The problem of soliciting prostitution has festered for years both online and on the streets, like on the so-called “track” in southwest Houston. On any given night along Bissonnet Street, a parade of Johns drive by looking to buy sex in street-brokered deals.

This demand side of the sex trade economy sustains and perpetuates human trafficking, according to advocates, and prompted Texas lawmakers to nearly unanimously pass the first-of-its-kind bill.

“To make sure that Texas is way ahead of every state,” Rep.
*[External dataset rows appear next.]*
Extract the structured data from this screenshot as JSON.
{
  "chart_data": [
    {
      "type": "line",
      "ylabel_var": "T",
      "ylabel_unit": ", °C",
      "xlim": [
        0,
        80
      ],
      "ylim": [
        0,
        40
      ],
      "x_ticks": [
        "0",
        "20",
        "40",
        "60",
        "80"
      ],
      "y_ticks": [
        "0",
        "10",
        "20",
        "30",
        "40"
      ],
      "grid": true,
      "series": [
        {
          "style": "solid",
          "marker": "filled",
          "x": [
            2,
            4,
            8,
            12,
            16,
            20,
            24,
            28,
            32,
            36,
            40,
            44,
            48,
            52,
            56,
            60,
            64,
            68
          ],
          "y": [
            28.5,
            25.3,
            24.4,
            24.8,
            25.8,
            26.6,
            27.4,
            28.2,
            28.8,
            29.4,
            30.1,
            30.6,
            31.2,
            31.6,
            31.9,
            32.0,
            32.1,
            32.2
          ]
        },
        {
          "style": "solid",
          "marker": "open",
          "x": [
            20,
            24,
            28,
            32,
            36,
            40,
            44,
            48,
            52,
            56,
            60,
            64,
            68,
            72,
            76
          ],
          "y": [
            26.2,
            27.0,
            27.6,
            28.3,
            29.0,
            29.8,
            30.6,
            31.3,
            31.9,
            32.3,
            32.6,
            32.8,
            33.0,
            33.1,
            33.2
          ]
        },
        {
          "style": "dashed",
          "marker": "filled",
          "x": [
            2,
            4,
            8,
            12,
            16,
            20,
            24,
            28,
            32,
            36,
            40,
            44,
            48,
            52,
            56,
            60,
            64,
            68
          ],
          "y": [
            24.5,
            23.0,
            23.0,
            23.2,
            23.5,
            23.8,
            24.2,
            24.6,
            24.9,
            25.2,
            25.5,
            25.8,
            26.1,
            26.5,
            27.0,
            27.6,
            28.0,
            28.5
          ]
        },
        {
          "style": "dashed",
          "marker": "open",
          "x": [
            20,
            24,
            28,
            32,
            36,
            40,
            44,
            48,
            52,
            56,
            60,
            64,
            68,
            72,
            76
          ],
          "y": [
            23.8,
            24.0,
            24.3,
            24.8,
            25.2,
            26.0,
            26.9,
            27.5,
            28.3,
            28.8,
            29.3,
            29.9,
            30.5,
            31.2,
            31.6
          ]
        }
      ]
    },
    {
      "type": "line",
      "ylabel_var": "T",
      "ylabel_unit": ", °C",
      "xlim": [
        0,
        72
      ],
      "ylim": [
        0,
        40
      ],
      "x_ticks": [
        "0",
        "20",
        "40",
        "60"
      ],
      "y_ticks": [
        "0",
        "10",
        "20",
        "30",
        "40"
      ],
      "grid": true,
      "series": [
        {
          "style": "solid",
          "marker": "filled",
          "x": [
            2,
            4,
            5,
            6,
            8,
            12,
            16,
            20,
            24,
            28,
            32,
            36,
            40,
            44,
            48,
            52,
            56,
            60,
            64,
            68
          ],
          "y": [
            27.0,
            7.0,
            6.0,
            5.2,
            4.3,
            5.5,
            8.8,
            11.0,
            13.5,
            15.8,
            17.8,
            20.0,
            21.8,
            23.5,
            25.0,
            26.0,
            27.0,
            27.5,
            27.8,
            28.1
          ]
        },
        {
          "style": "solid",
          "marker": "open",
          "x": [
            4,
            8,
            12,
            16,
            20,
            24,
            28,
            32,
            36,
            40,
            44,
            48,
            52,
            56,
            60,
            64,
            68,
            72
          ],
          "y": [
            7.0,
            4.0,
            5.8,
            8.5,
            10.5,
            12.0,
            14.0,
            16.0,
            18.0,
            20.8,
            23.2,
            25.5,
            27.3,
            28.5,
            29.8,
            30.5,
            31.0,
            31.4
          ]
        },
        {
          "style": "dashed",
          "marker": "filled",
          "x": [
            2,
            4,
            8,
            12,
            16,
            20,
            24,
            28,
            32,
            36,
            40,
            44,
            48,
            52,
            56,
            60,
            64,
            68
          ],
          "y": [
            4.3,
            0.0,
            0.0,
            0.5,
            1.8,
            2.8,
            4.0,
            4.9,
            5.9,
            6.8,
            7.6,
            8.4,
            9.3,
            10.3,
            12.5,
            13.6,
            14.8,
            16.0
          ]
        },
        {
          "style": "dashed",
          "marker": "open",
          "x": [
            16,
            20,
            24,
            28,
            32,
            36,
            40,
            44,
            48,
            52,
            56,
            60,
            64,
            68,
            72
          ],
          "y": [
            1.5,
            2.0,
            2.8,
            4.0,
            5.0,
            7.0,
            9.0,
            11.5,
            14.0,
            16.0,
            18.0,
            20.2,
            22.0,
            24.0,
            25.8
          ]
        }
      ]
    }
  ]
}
Senfronia Thompson told the Texas House Committee on Criminal Jurisprudence last March.

The Houston Democrat was the primary sponsor of HB 1540, which made solicitation of prostitution a state jail felony on the first offense and made it punishable by up two years behind bars upon conviction.

A few months after the bill took effect, in September 2021, Harris County District Attorney Kim Ogg praised the tougher penalty for buying sex at a Crime Stoppers of Houston event.
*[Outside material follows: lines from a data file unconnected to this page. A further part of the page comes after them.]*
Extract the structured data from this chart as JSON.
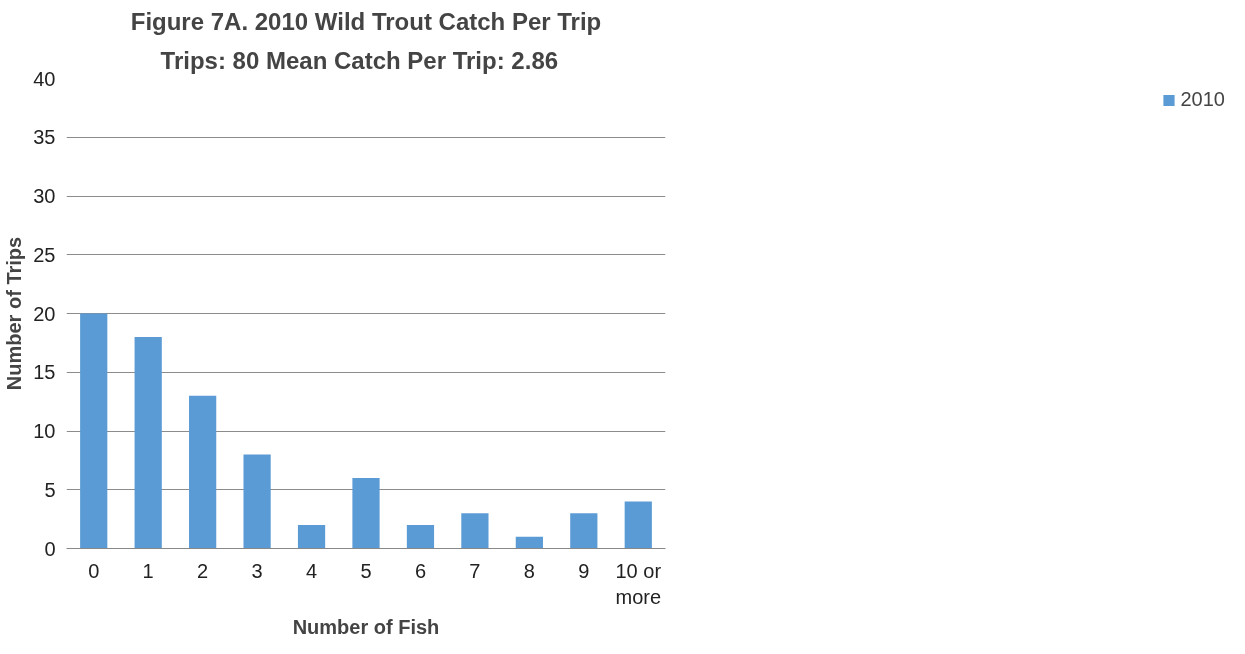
{
  "chart_data": {
    "type": "bar",
    "title": "Figure 7A. 2010 Wild Trout Catch Per Trip",
    "subtitle": "Trips: 80   Mean Catch Per Trip: 2.86",
    "xlabel": "Number of Fish",
    "ylabel": "Number of Trips",
    "categories": [
      "0",
      "1",
      "2",
      "3",
      "4",
      "5",
      "6",
      "7",
      "8",
      "9",
      "10 or more"
    ],
    "series": [
      {
        "name": "2010",
        "color": "#5b9bd5",
        "values": [
          20,
          18,
          13,
          8,
          2,
          6,
          2,
          3,
          1,
          3,
          4
        ]
      }
    ],
    "ylim": [
      0,
      40
    ],
    "yticks": [
      0,
      5,
      10,
      15,
      20,
      25,
      30,
      35,
      40
    ],
    "grid": "y",
    "legend": "right"
  }
}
“The most important change I think was the legislature’s determination that buying sex was going to be a felony, and we are prosecuting individuals for just that,” Ogg said last December.

The nonprofit advocacy group Children at Risk testified in Austin in support of the bill. Staff attorney Caroline Roberts said signing a bill into law is only half of the equation.

“It has to be implemented correctly,” Roberts said. “So that’s always a question that we have: 'How is this law being implemented?'”

In the year after the law took effect, an analysis of court records showed that 518 felony solicitation of prostitution cases were filed. Of the 232 cases that have been disposed of, only 11 (5%) ended in felony convictions.

Meanwhile, 178 cases (77%) of those that were disposed of were dismissed under what’s known as pretrial diversion. In those deals offered by prosecutors, defendants generally were required to take a decision-making class or “John’s class, ”and either pay a fine or make a donation to the Houston Area Women’s Center. In return, those Johns were later given an opportunity to get the criminal charge expunged -- wiped off their record.

“My question there is: ‘What does that diversion mean?'” Roberts said. “Is it a very robust, well-vetted, evidence-based program that is done weeks and weeks and weeks?”

Roberts said not all diversion programs are created equally and she cautioned against some that are offered online.

“It’s not accountability to just check a box, watch a video and be done with it, be done with a felony,” she said.

Nathan Beedle, a trial bureau chief with the Harris County District Attorney’s Office, said Ogg has the legal ability to divert any case that she sees fit under the Texas criminal code. When asked if there was a master list of classes that were vetted by his office to ensure their quality effectiveness, Beedle said he was not aware of any that exist.

"That’s something that we can definitely look at, for sure,” he said.

Beedle insisted that the low felony conviction rate is not them being soft on crime or buying sex “lacks priority” compared to murder cases, sexual assaults, aggravated robberies and other violent crimes.

“We have to prioritize exactly what we’re going to be devoting most of our resources to,” he said.

Beedle added that pretrial diversion is usually offered to first offenders only, and the recidivism rate in his experience is among the lowest of any crimes.

“In most cases where people get pretrial diversion I think it’s absolutely the right way to go if they complete the necessary programs with a low likelihood of them coming back,” Beedle said.

KHOU 11 Investigates requested a comment from Thompson said she was unavailable due to her schedule. Sen. Joan Huffman, a Houston Republican who co-sponsored the sex-buying bill, said it’s an issue that she will monitor carefully in the next legislative session.

“While it’s good news that the law is being used and individuals are being arrested and charged, I am concerned about whether the appropriate punishment is being implemented,” Huffman said.

In Montgomery County, prosecutors have been enforcing the law much differently. Of the 39 disposed of cases since the law went into effect, 33 resulted in criminal convictions, according to Assistant District Attorney Kelly Blackburn.